Should a buyer make the first offer or wait for the seller to name a price?

When the buyer has more experience with valuation than the seller — which is common in direct, one-on-one deals — the buyer should make the first offer. Waiting for the seller to name a price risks anchoring negotiations at an inflated number that is difficult to negotiate down. By making the first offer, the buyer sets the anchor and avoids the psychological disadvantage of responding to a seller’s potentially unrealistic price expectation.

What is a seller note and why does it matter in a deal structure?

A seller note is a form of financing in which the seller agrees to receive a portion of the purchase price over time, effectively acting as a lender to the buyer. This allows the buyer to close the deal with less upfront capital while giving the seller a return on the deferred amount. Seller notes are most effective when the buyer understands the seller’s financial situation and risk tolerance. A seller who is conservative with money and comfortable with steady returns — such as one who holds US Treasuries — is a strong candidate to accept a seller note as part of the deal structure.

What is positional bargaining in M&A negotiations?

Positional bargaining is a negotiation style in which each party states a position — typically a price — and both sides make concessions until they reach an agreement. In direct business acquisitions, this often looks like a buyer offering a low price, the seller countering high, and the two parties working toward a middle ground. Experienced buyers set their target price and maximum price before negotiations begin, giving themselves room to make concessions without exceeding the point at which the deal no longer makes financial sense.

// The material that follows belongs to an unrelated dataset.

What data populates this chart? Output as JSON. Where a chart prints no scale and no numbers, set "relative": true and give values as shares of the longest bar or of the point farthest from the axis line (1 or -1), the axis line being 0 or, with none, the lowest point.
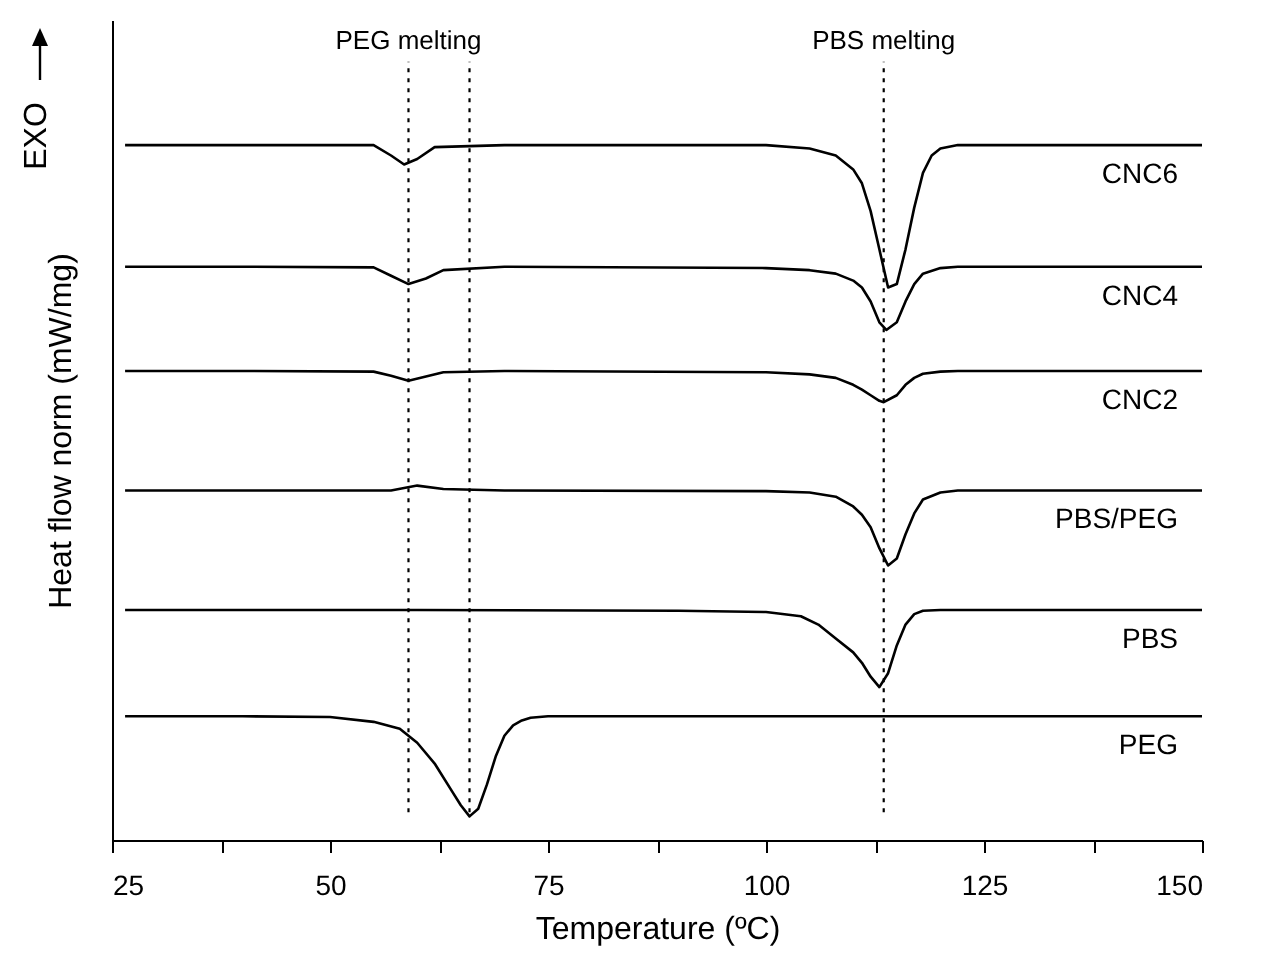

What is incrementalism in M&A and why is it dangerous for buyers?

Incrementalism in M&A is the psychological phenomenon in which a buyer gradually raises their offer in small steps until they have paid far more than they originally intended. Each individual concession feels minor, but the cumulative effect can push the purchase price well beyond what makes financial sense. Buyers can protect against incrementalism by setting a firm walk-away price before negotiations begin and committing to it regardless of how close the gap becomes near the end of a negotiation.

How important is the seller relationship in a direct acquisition?

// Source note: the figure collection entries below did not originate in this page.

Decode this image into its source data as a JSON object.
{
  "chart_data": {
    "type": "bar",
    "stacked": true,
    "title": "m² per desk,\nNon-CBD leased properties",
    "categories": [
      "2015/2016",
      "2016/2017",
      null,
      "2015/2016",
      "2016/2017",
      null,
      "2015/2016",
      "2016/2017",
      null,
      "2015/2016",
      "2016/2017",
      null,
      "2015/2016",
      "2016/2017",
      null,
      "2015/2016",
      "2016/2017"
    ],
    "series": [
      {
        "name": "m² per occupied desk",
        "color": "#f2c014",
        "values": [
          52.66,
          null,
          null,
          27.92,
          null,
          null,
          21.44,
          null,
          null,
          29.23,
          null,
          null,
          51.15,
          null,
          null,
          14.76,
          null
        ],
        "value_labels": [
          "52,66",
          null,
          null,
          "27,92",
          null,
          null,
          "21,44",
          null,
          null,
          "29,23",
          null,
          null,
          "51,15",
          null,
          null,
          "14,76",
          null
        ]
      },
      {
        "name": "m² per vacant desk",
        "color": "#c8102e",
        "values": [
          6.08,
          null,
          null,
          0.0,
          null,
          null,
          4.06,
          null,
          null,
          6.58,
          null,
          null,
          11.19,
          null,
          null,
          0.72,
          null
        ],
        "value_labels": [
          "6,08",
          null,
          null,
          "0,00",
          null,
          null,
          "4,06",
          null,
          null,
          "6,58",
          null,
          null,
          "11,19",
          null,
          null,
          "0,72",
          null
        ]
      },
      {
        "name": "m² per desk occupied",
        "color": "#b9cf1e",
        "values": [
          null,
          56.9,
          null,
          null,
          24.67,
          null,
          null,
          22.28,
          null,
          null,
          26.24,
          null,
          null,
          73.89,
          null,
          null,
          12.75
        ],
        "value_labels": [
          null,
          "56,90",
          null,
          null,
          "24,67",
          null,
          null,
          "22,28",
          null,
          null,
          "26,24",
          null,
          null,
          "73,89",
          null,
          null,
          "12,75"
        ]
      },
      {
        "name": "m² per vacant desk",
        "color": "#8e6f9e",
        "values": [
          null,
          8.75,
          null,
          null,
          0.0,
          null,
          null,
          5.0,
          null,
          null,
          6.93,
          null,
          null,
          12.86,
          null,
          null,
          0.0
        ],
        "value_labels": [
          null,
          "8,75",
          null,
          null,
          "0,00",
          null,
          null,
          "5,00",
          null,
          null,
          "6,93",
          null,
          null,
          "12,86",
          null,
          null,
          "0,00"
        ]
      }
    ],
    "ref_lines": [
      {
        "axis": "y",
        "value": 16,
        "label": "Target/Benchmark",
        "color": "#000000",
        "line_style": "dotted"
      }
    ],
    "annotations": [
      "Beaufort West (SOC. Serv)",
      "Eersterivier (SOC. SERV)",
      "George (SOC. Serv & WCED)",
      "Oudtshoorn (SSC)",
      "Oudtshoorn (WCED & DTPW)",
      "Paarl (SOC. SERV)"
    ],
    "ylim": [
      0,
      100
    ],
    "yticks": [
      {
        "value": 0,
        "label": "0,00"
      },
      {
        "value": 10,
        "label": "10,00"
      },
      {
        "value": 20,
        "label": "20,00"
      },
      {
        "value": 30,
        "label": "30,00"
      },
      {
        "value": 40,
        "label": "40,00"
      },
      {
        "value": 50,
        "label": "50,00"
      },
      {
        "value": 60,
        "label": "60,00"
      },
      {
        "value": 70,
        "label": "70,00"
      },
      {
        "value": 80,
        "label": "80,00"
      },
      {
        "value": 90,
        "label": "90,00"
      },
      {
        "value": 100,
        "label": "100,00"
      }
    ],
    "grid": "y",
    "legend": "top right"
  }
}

The seller relationship is often more important than any technical skill in a direct, one-on-one acquisition. A buyer who builds genuine trust and rapport with a seller can keep that seller from seeking out competing buyers, make difficult negotiations easier to navigate, and even motivate a seller to accept a lower price in exchange for doing a deal with someone they like and trust. Sellers — especially founders — are deeply emotionally attached to their businesses, and a buyer who respects and understands that attachment has a significant advantage over one who leads with credentials and financial analysis.

Do you need earnest money or a deposit when making an offer to buy a business?

In most middle-market business acquisitions in the United States, earnest money deposits are not customary at the letter of intent stage. Unlike real estate transactions, where deposits are standard, M&A deals typically rely on the buyer’s commitment of time, money, and resources during the due diligence period as evidence of serious intent. Requiring or expecting a deposit at the LOI stage is a common mistake made by general practice attorneys who are unfamiliar with M&A transaction norms.

Why is it important to have an M&A attorney instead of a general practice lawyer?

M&A transactions involve highly specialized legal and financial terms that general practice attorneys are often not equipped to evaluate. A lawyer who primarily handles real estate, wills, or small business matters may mischaracterize standard M&A practices — such as the absence of earnest money deposits or the structure of indemnification provisions — and inadvertently create mistrust between buyer and seller. Both buyers and sellers benefit from working with attorneys who have direct experience closing business acquisitions of similar size and complexity.